There is no doubt that Russia’s invasion of Ukraine gave Western countries an added sense of urgency to win more African countries. The United Nations voted to condemn the division of African nations which accounted for half of all abstentions, including Tanzania which also falls on Ms Harris’ itinerary.
The Vice President of the United States – the first woman to hold the position – will meet with President Samia Solo Hassan, her country’s first female head of state.
This shared experience of being pioneers creates a sensation in Tanzania.
Many also promote the visit as an endorsement of the country’s progress and its increasing visibility on the global map.
It wasn’t long ago that Tanzania was a pariah under the presidency of John Magufuli, who was seen as having authoritarian leanings, limiting the activities of the opposition and independent media.
Ms. Harris is the most senior US official from the Biden administration to visit Africa and the fifth since the US-Africa summit in December.

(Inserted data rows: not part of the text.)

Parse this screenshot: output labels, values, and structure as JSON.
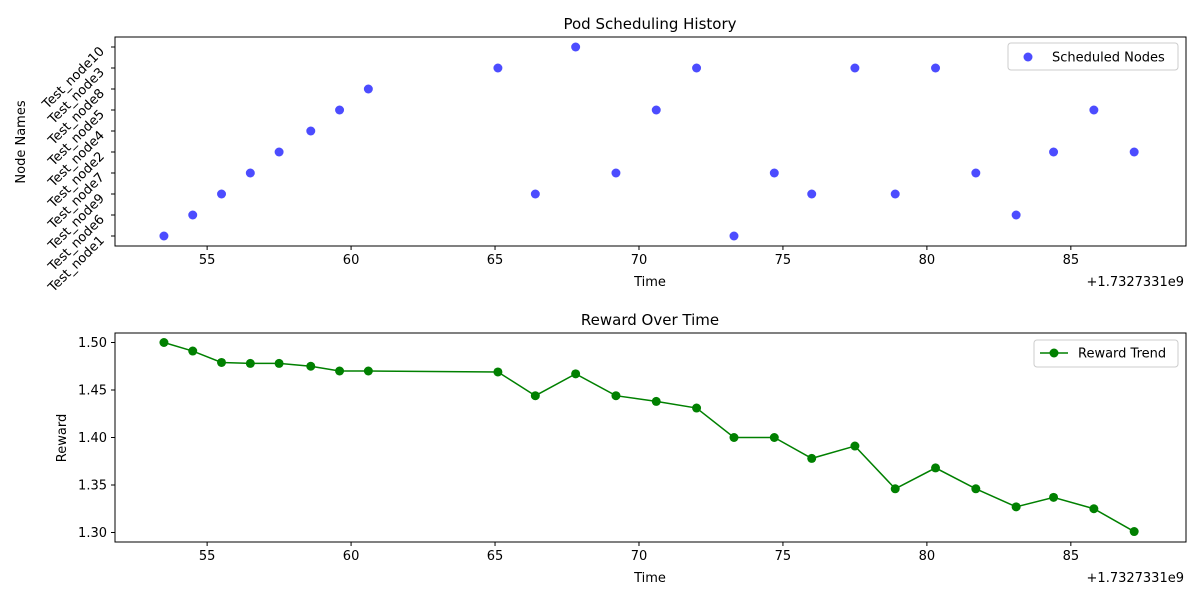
{
  "chart_data": [
    {
      "type": "scatter",
      "title": "Pod Scheduling History",
      "xlabel": "Time",
      "ylabel": "Node Names",
      "x_offset_label": "+1.7327331e9",
      "xlim": [
        51.8,
        89.0
      ],
      "x_ticks": [
        55,
        60,
        65,
        70,
        75,
        80,
        85
      ],
      "y_categories": [
        "Test_node1",
        "Test_node6",
        "Test_node9",
        "Test_node7",
        "Test_node2",
        "Test_node4",
        "Test_node5",
        "Test_node8",
        "Test_node3",
        "Test_node10"
      ],
      "legend_position": "top-right",
      "series": [
        {
          "name": "Scheduled Nodes",
          "color": "#0000ff",
          "x": [
            53.5,
            54.5,
            55.5,
            56.5,
            57.5,
            58.6,
            59.6,
            60.6,
            65.1,
            66.4,
            67.8,
            69.2,
            70.6,
            72.0,
            73.3,
            74.7,
            76.0,
            77.5,
            78.9,
            80.3,
            81.7,
            83.1,
            84.4,
            85.8,
            87.2
          ],
          "y": [
            "Test_node1",
            "Test_node6",
            "Test_node9",
            "Test_node7",
            "Test_node2",
            "Test_node4",
            "Test_node5",
            "Test_node8",
            "Test_node3",
            "Test_node9",
            "Test_node10",
            "Test_node7",
            "Test_node5",
            "Test_node3",
            "Test_node1",
            "Test_node7",
            "Test_node9",
            "Test_node3",
            "Test_node9",
            "Test_node3",
            "Test_node7",
            "Test_node6",
            "Test_node2",
            "Test_node5",
            "Test_node2"
          ]
        }
      ]
    },
    {
      "type": "line",
      "title": "Reward Over Time",
      "xlabel": "Time",
      "ylabel": "Reward",
      "x_offset_label": "+1.7327331e9",
      "xlim": [
        51.8,
        89.0
      ],
      "ylim": [
        1.29,
        1.51
      ],
      "x_ticks": [
        55,
        60,
        65,
        70,
        75,
        80,
        85
      ],
      "y_ticks": [
        "1.30",
        "1.35",
        "1.40",
        "1.45",
        "1.50"
      ],
      "legend_position": "top-right",
      "series": [
        {
          "name": "Reward Trend",
          "color": "#008000",
          "x": [
            53.5,
            54.5,
            55.5,
            56.5,
            57.5,
            58.6,
            59.6,
            60.6,
            65.1,
            66.4,
            67.8,
            69.2,
            70.6,
            72.0,
            73.3,
            74.7,
            76.0,
            77.5,
            78.9,
            80.3,
            81.7,
            83.1,
            84.4,
            85.8,
            87.2
          ],
          "y": [
            1.5,
            1.491,
            1.479,
            1.478,
            1.478,
            1.475,
            1.47,
            1.47,
            1.469,
            1.444,
            1.467,
            1.444,
            1.438,
            1.431,
            1.4,
            1.4,
            1.378,
            1.391,
            1.346,
            1.368,
            1.346,
            1.327,
            1.337,
            1.325,
            1.301
          ]
        }
      ]
    }
  ]
}
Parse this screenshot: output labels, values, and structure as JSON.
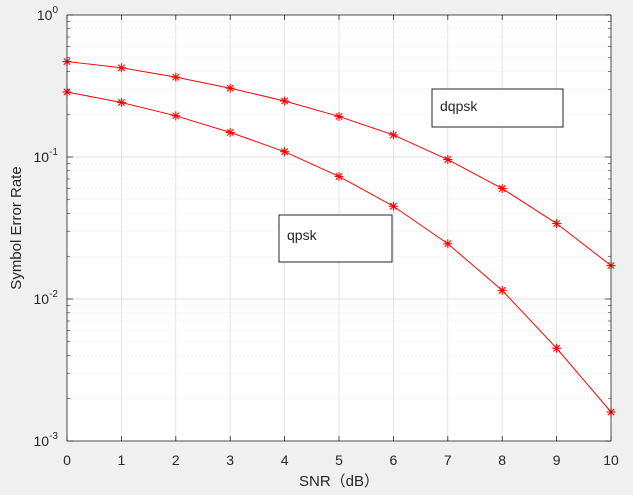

They include Treasury Secretary Janet Yellen, US Ambassador to the United Nations Linda Thomas Greenfield, First Lady Jill Biden and Mr. Blinken.
But with the renewed interest comes a demand from the continent to be treated fairly.
The Ghanaian professor, Bokbin, said there was a level of skepticism about the growing interest in Africa.
“There is a belief that there is a new struggle for Africa,” referring to the division of the continent by European nations in the late 19th century that led to decades of colonization and exploitation.
“This participation needs to emphasize mutual respect,” he added.